Beginning with Ulysses version 24.2, those tasks became a whole lot easier to accomplish before the proverbial pen (read: thumbs) ever hits the proverbial page (read: screen). With the introduction of several new shortcut actions, Ulysses’ already excellent support for automation in the Shortcuts app has gone to a new level.
Detailed metadata about Ulysses sheets, previously available only via x-callback schemes, is now more readily accessible thanks to the Get Callback Identifier and Resolve Sheet Identifier actions, allowing users to bridge the gap between basic actions such as Get Sheet and more complex x-callback-URL actions. Always wished you could send images directly to a Ulysses sheet via Shortcuts? Now you can with the Add Image to Sheet action, complete with fields to specify the image caption, title, width, and export-as fields.
The result? Better backend organization and SEO for you and a better experience for your audience. With the introduction of the new shortcut actions powered by Ulysses, I took the opportunity not only to update my own pre-writing shortcut but also to rewrite it from scratch so that any user can take advantage of it, regardless of their specific workflow or level of comfort with Shortcuts. Simply download the shortcut, answer two import questions, and prompts will guide you the rest of the way. Already comfortable with Shortcuts? Roll up your sleeves and have some fun tailoring it to your own needs.

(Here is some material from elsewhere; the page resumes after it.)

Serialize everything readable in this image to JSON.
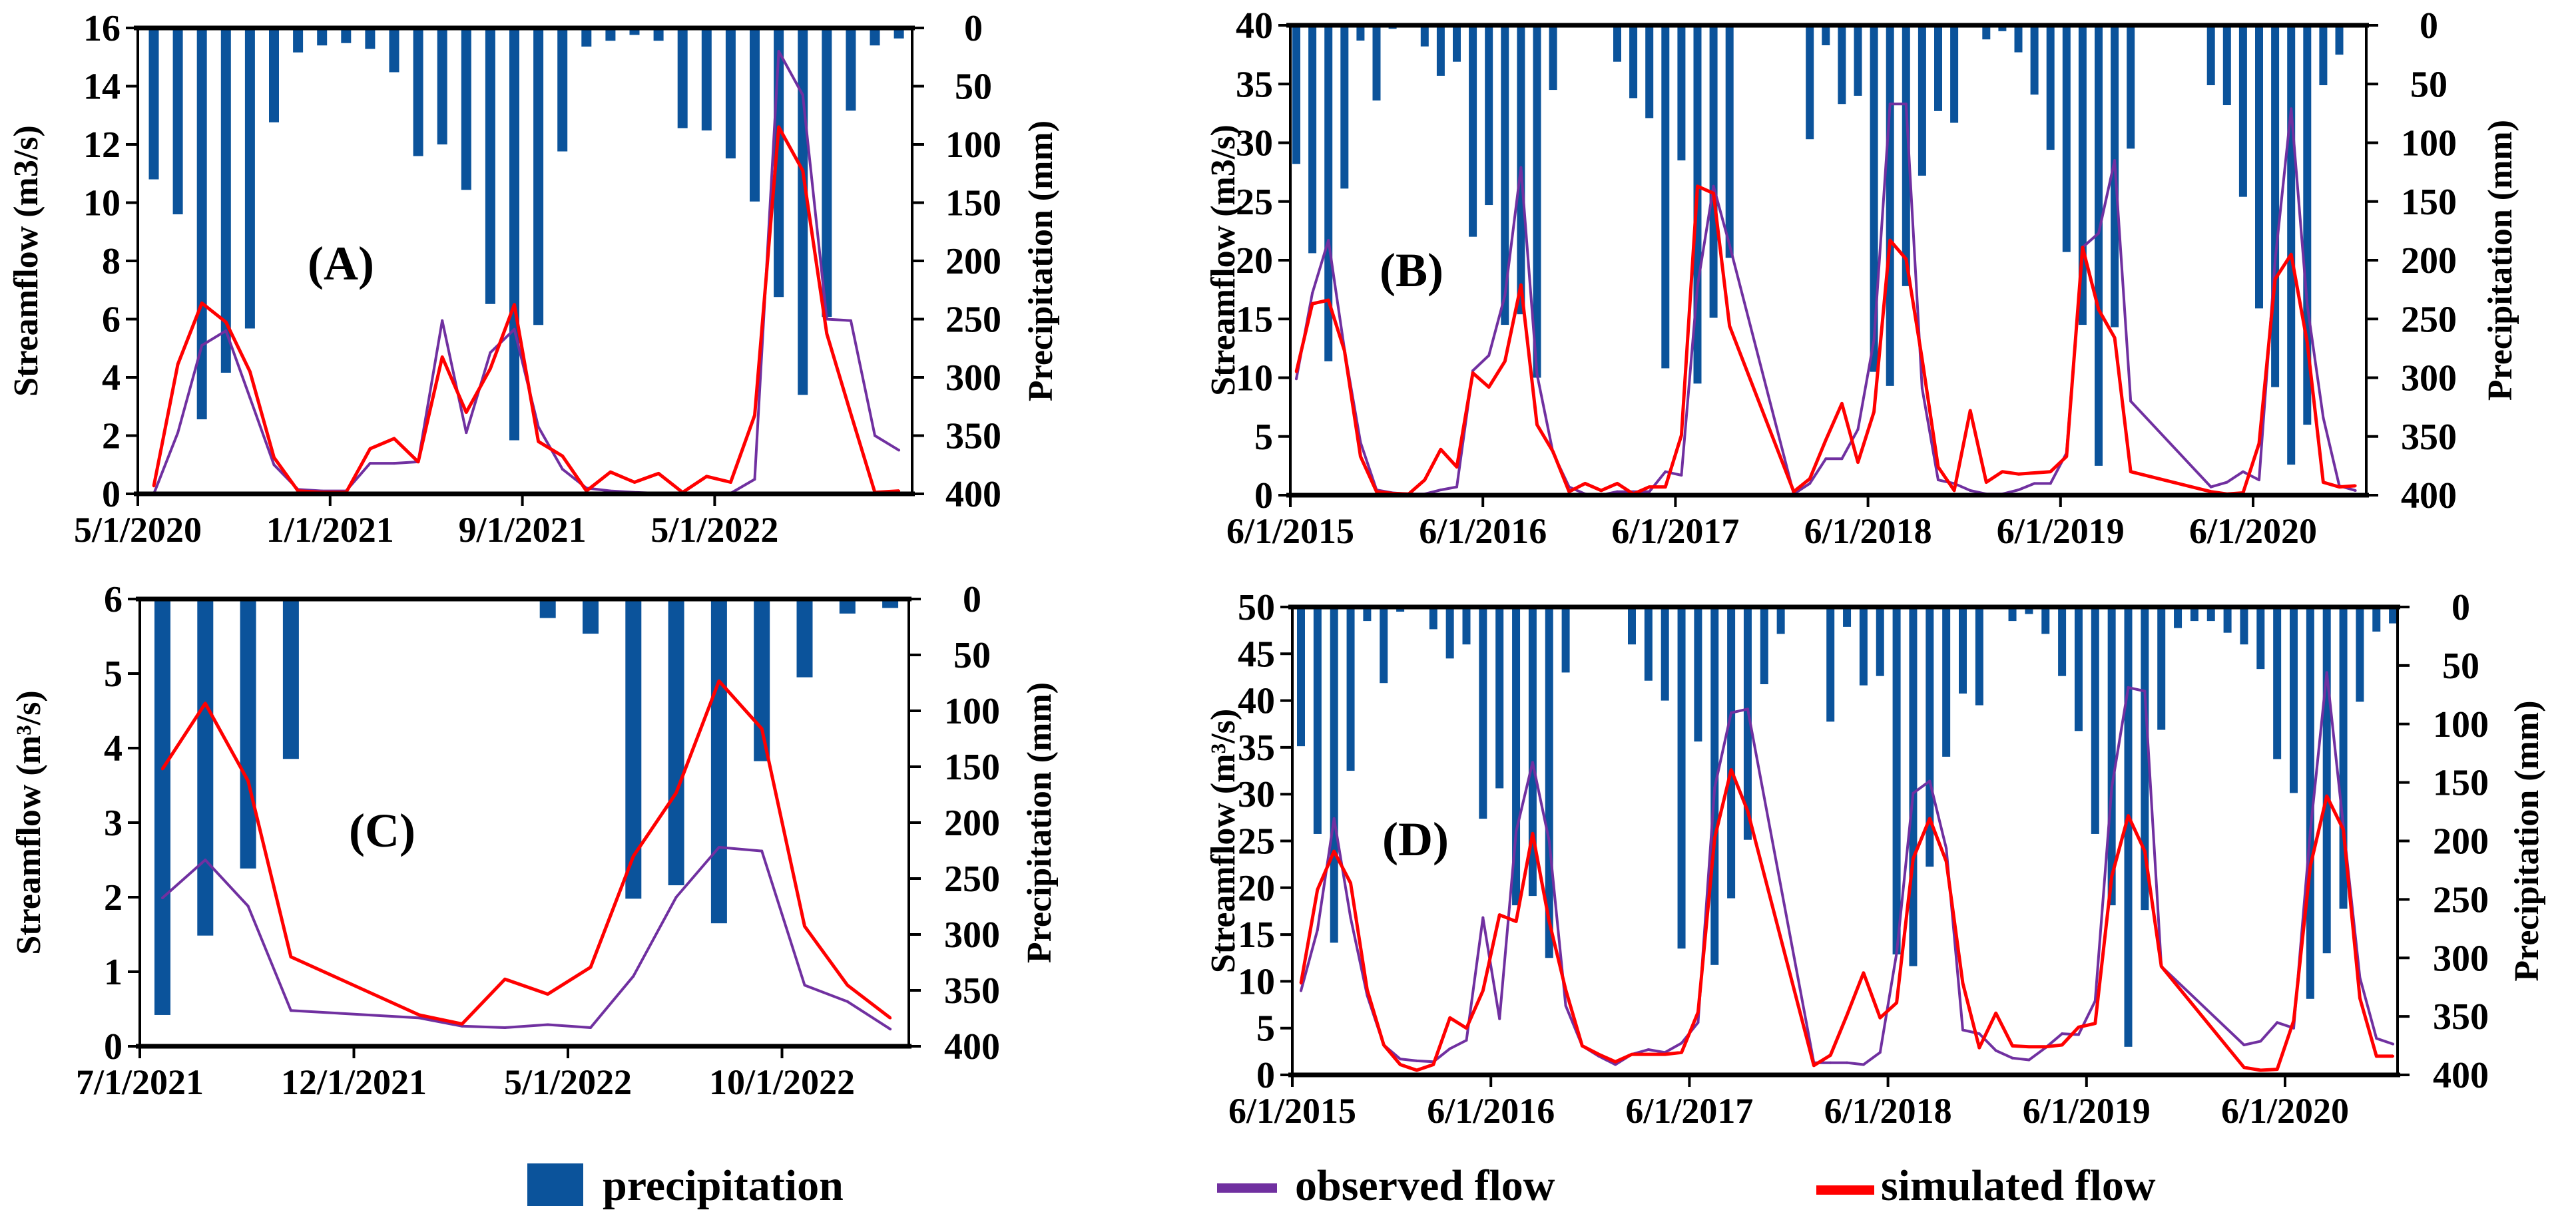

Not an iPhone or iPad user? With the arrival of MacOS Monterey—and despite a very bumpy start—the Shortcuts app has now officially come to the Mac. As Apple declares the Shortcuts app to be “the future of Mac automation,” Mac users can now not only develop their own shortcuts but run those—like the one above—originally written on iOS or iPadOS.
The engineer in me joins the writer on every adventure down each new trail, and it’s that side that can’t help but wonder at what lies in store for the future of Ulysses and Shortcuts. Perhaps the ability to sort sheets within a group; or to access all metadata in the Ulysses library via native shortcut actions without the need for x-callback-URLs at all; or to edit/delete sheets; or even to batch publish sheets in the background.
I’d welcome them all, because each new feature brings an opportunity that all writers can appreciate, one that Ulysses already excels at: the opportunity to clear the clutter that stands between thinking about writing and actually doing it.